MapInfo Pro

Expand all | Collapse all

Limits -in converting ecw/tif to mrr?

  • 1.  Limits -in converting ecw/tif to mrr?

    Posted 07-03-2019 01:40
    I am having some issues in converting large (~200GB) ecw/tif files to mrr.

    It's probably not a space or memory issue - here's the machine spec. There's 2TB free on the drive I was writing to.


    I had about 500, 1km X 1Km 10cm tiles to merge - this worked and created an MRR of 170GB at zip compression 5.

    Then I added about 1200, 20cm tiles and the process hung after about 1/2 a day after creating a 200GB file.

    I also tried to merge the 20cm tiles by themselves but this didn't work either - it crashed after the file grew to about 200GB. I also attempted to convert the merged 65GB ecw (Dimensions X: 465536 Y: 656977 Bands: 3) to an mrr by itself but this also failed.

    The outcome I need is to create a multi-resolution file that will cover an area of about 8000 sq m with some 10cm, some 20cm and some 80cm imagery. Does anyone have any suggestions for doing this in Mapinfo Advanced v17?

    Is this possible? if not I guess the only option is to split it into 2 or 3 zones but I would like to understand if others have done this and if I am simply doing something wrong.

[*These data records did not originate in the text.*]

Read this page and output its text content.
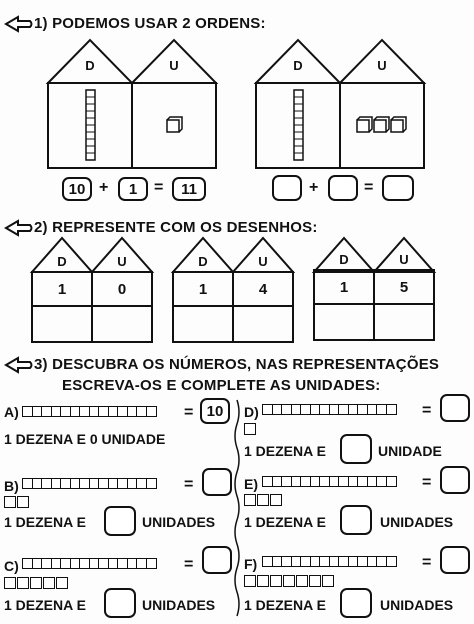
1) PODEMOS USAR 2 ORDENS:
D	U	D	U
10 +	1	=	11	+	=
2) REPRESENTE COM OS DESENHOS:
D	U	D	U	D	U
1	0	1	4	1	5
3) DESCUBRA OS NÚMEROS, NAS REPRESENTAÇÕES
ESCREVA-OS E COMPLETE AS UNIDADES:
A)	= 10
1 DEZENA E 0 UNIDADE
B)	=
1 DEZENA E	UNIDADES
C)	=
1 DEZENA E	UNIDADES
D)	=
1 DEZENA E	UNIDADE
E)	=
1 DEZENA E	UNIDADES
F)	=
1 DEZENA E	UNIDADES
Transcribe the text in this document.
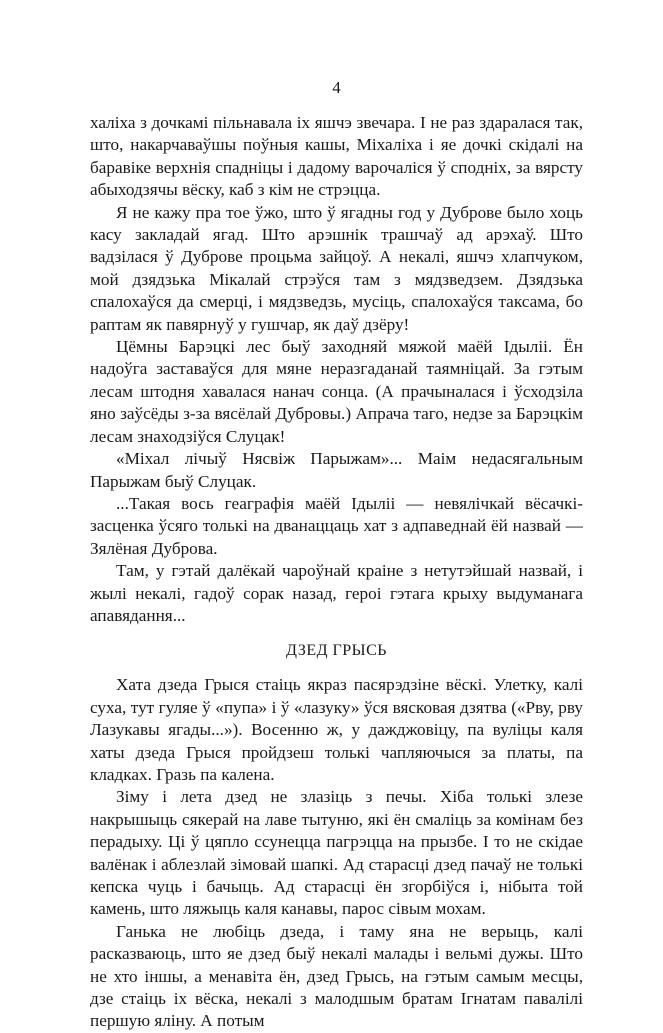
4

халіха з дочкамі пільнавала іх яшчэ звечара. І не раз здаралася так, што, накарчаваўшы поўныя кашы, Міхаліха і яе дочкі скідалі на баравіке верхнія спадніцы і дадому варочаліся ў сподніх, за вярсту абыходзячы вёску, каб з кім не стрэцца.

Я не кажу пра тое ўжо, што ў ягадны год у Дуброве было хоць касу закладай ягад. Што арэшнік трашчаў ад арэхаў. Што вадзілася ў Дуброве процьма зайцоў. А некалі, яшчэ хлапчуком, мой дзядзька Мікалай стрэўся там з мядзведзем. Дзядзька спалохаўся да смерці, і мядзведзь, мусіць, спалохаўся таксама, бо раптам як павярнуў у гушчар, як даў дзёру!

Цёмны Барэцкі лес быў заходняй мяжой маёй Ідыліі. Ён надоўга заставаўся для мяне неразгаданай таямніцай. За гэтым лесам штодня хавалася нанач сонца. (А прачыналася і ўсходзіла яно заўсёды з-за вясёлай Дубровы.) Апрача таго, недзе за Барэцкім лесам знаходзіўся Слуцак!

«Міхал лічыў Нясвіж Парыжам»... Маім недасягальным Парыжам быў Слуцак.

...Такая вось геаграфія маёй Ідыліі — невялічкай вёсачкі-засценка ўсяго толькі на дванаццаць хат з адпаведнай ёй назвай — Зялёная Дуброва.

Там, у гэтай далёкай чароўнай краіне з нетутэйшай назвай, і жылі некалі, гадоў сорак назад, героі гэтага крыху выдуманага апавядання...

ДЗЕД ГРЫСЬ

Хата дзеда Грыся стаіць якраз пасярэдзіне вёскі. Улетку, калі суха, тут гуляе ў «пупа» і ў «лазуку» ўся вясковая дзятва («Рву, рву Лазукавы ягады...»). Восенню ж, у дажджовіцу, па вуліцы каля хаты дзеда Грыся пройдзеш толькі чапляючыся за платы, па кладках. Гразь па калена.

Зіму і лета дзед не злазіць з печы. Хіба толькі злезе накрышыць сякерай на лаве тытуню, які ён смаліць за комінам без перадыху. Ці ў цяпло ссунецца пагрэцца на прызбе. І то не скідае валёнак і аблезлай зімовай шапкі. Ад старасці дзед пачаў не толькі кепска чуць і бачыць. Ад старасці ён згорбіўся і, нібыта той камень, што ляжыць каля канавы, парос сівым мохам.

Ганька не любіць дзеда, і таму яна не верыць, калі расказваюць, што яе дзед быў некалі малады і вельмі дужы. Што не хто іншы, а менавіта ён, дзед Грысь, на гэтым самым месцы, дзе стаіць іх вёска, некалі з малодшым братам Ігнатам павалілі першую яліну. А потым
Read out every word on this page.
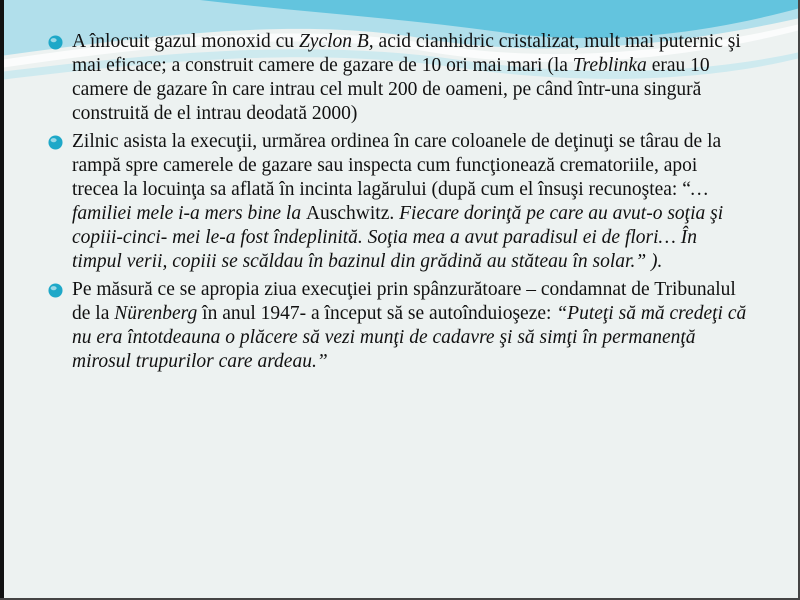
A înlocuit gazul monoxid cu Zyclon B, acid cianhidric cristalizat, mult mai puternic şi mai eficace; a construit camere de gazare de 10 ori mai mari (la Treblinka erau 10 camere de gazare în care intrau cel mult 200 de oameni, pe când într-una singură construită de el intrau deodată 2000)
Zilnic asista la execuţii, urmărea ordinea în care coloanele de deţinuţi se târau de la rampă spre camerele de gazare sau inspecta cum funcţionează crematoriile, apoi trecea la locuinţa sa aflată în incinta lagărului (după cum el însuşi recunoştea: “… familiei mele i-a mers bine la Auschwitz. Fiecare dorinţă pe care au avut-o soţia şi copiii-cinci- mei le-a fost îndeplinită. Soţia mea a avut paradisul ei de flori… În timpul verii, copiii se scăldau în bazinul din grădină au stăteau în solar.” ).
Pe măsură ce se apropia ziua execuţiei prin spânzurătoare – condamnat de Tribunalul de la Nürenberg în anul 1947- a început să se autoînduioşeze: “Puteţi să mă credeţi că nu era întotdeauna o plăcere să vezi munţi de cadavre şi să simţi în permanenţă mirosul trupurilor care ardeau.”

    If the only option is to split/grid it -are there any options in the Raster merge workflow to do this automatically?

    Regards,

    ------------------------------
    George Corea
    Mangoesmapping
    ------------------------------


  • 2.  RE: Limits -in converting ecw/tif to mrr?

    Pitney Bowes
    Posted 07-05-2019 00:12

    Hi George,

    You have touched on many issues with this post so I will take the opportunity to make some comments.

    MapInfo Version

    Make sure you are using version 17.03. We are going to update this to 17.04 very soon, to fix some critical bugs. One of these related to merging ArcASCII format rasters.

    Memory

    You have a powerful desktop PC with an 8 core / 16 thread processor and 64 GB of RAM. To make sure the software is accessing the RAM, go to the backstage area and open the MapInfo Pro Raster preferences dialog. On the "Memory and performance" page set the "Memory Cache Size" appropriately. This setting controls the size of the raster tile cache – where all raster data is stored in memory. In general, it is best to set this as high as possible.

    The more raster data you can fit into memory, the less swapping of data to and from the HDD/SSD. However, if the rasters are simply too large to fit into memory then the usefulness of the cache plummets. The strategies for determining which tiles to swap in and out become diabolical – the best possible strategy in many raster applications is the worst possible strategy in general! So having lots of memory is good, but in your scenario (where your rasters are too large to fit into memory) it is not actually helping you as much as you might imagine.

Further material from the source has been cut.